Agora veja, se você escuta alguém por anos, e você vê por si mesmo a beleza do que está sendo dito, então você quer escutar mais; então isso lhe abre portas nunca vistas por você antes. Mas se não é assim, então o que está errado? O que está errado com o orador que diz essas coisas, ou o que está errado com o ouvinte? Por que será que um homem ou uma mulher que tem ouvido o orador por tantos anos não está mudado? Nisso há grande sofrimento, não há? O que está errado? Será que você não é sério? Será que você não se importa? Ou será que aquilo que o orador está dizendo não tem valor em si mesmo? Não tem valor? Para determinar se tem ou não, você tem que investigar o que o orador está dizendo. E, para investigar, você deve ter a capacidade de escutar, você deve ser capaz de olhar, você tem que dar seu tempo para isso. Assim, é sua responsabilidade ou é responsabilidade do orador? É nossa responsabilidade mútua, não é? Nós dois temos que olhar. O orador pode apontar, mas você tem que olhar, você tem que entrar nisso, você tem que aprender. E se sua mente não é diligente, cuidadosa, mas negligente, se sua mente não está observando, altamente sensível, isso é com você. Significa que você tem que mudar seu jeito de viver; tudo tem que ser mudado para aprender um modo de viver que seja inteiramente diferente. E isso requer energia; você não pode ser preguiçoso, indolente.

Assim, desde que é nossa responsabilidade mútua - talvez mais sua que do orador – talvez, você não tem dado sua vida para isso. Estamos falando sobre vida – não sobre idéias, não sobre teorias, práticas, nem mesmo técnicas – mas olhar para essa vida inteira, que é a sua vida, e cuidar dela. E isso significa não desperdiçar sua vida. Você tem um tempo muito curto para viver, talvez dez, talvez cinqüenta anos, mas não o desperdice. Olhe, dê a sua vida para entender isso.

Quando ouço um líder, aprendo sobre o líder, eu não aprendo sobre mim mesmo. Portanto quando eu aprendo sobre mim mesmo através do líder eu não estou observando a mim mesmo, estou observando a imagem que o líder criou sobre mim. Então não me libertei do líder. Ao olhar para mim mesmo, eu estou aprendendo sobre mim mesmo.
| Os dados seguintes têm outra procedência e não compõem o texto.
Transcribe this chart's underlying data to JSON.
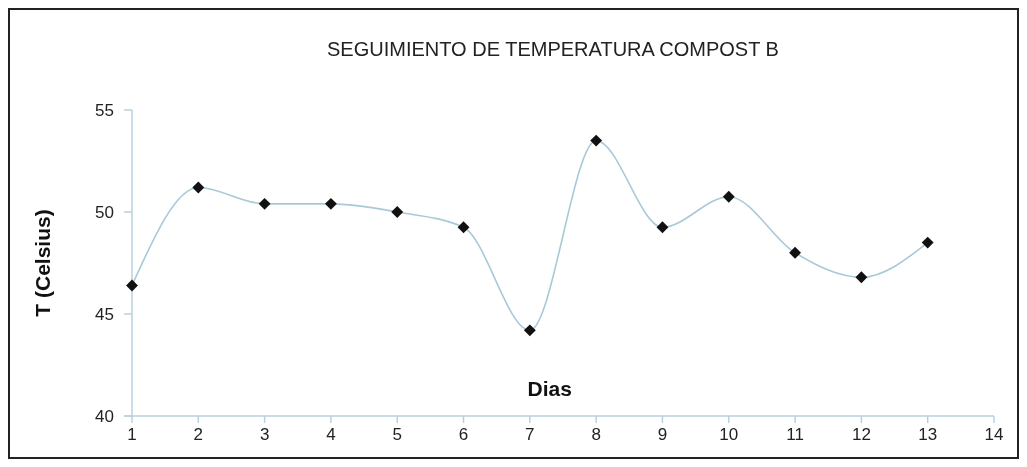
{
  "chart_data": {
    "type": "line",
    "title": "SEGUIMIENTO DE TEMPERATURA COMPOST B",
    "xlabel": "Dias",
    "ylabel": "T (Celsius)",
    "x": [
      1,
      2,
      3,
      4,
      5,
      6,
      7,
      8,
      9,
      10,
      11,
      12,
      13
    ],
    "series": [
      {
        "color": "#a9c9d8",
        "values": [
          46.4,
          51.2,
          50.4,
          50.4,
          50.0,
          49.25,
          44.2,
          53.5,
          49.25,
          50.75,
          48.0,
          46.8,
          48.5
        ]
      }
    ],
    "xlim": [
      1,
      14
    ],
    "xticks": [
      1,
      2,
      3,
      4,
      5,
      6,
      7,
      8,
      9,
      10,
      11,
      12,
      13,
      14
    ],
    "ylim": [
      40,
      55
    ],
    "yticks": [
      40,
      45,
      50,
      55
    ],
    "grid": false,
    "marker": "diamond",
    "line_style": "solid"
  }
}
Eu acumulo conhecimento sobre mim mesmo e depois, com esse conhecimento, eu observo? – o que é o mesmo processo que olhar para mim mesmo através do líder. Assim, eu posso aprender sobre mim mesmo – mas sem nenhuma acumulação? Esse é o único jeito de aprender, porque esse “mim mesmo” está sempre se movendo, está tremendamente ativo o tempo todo, e não posso aprender sobre essa atividade através de algo estático, seja isso o conhecimento que acumulei sobre mim mesmo ou o conhecimento de um líder. Portanto tenho que estar livre, não só do líder, mas livre também do conhecimento que juntei sobre mim mesmo ontem.

Estamos condicionados para acreditar em algum Deus ...quando não se sabe, acredita-se!
É o prazer que buscamos, a todas as horas. Queremos prazer cada vez maior, e o prazer supremo, naturalmente, é o de "alcançar Deus". Na busca do prazer encontra-se o medo; transportamos durante a vida essa lúgubre carga do medo. Medo, aflição, pensamento, violência, agressão - todos se interrelacionam. Por conseguinte, compreendendo-se claramente uma dessas coisas, compreendem-se as demais.

Cada um tem de ser mestre e discípulo de si próprio -- não há nenhuma autoridade, há apenas compreensão... Temos de estar livres de toda a crença, o que quer dizer de todo o medo, para sabermos se existe uma Realidade, um estado intemporal.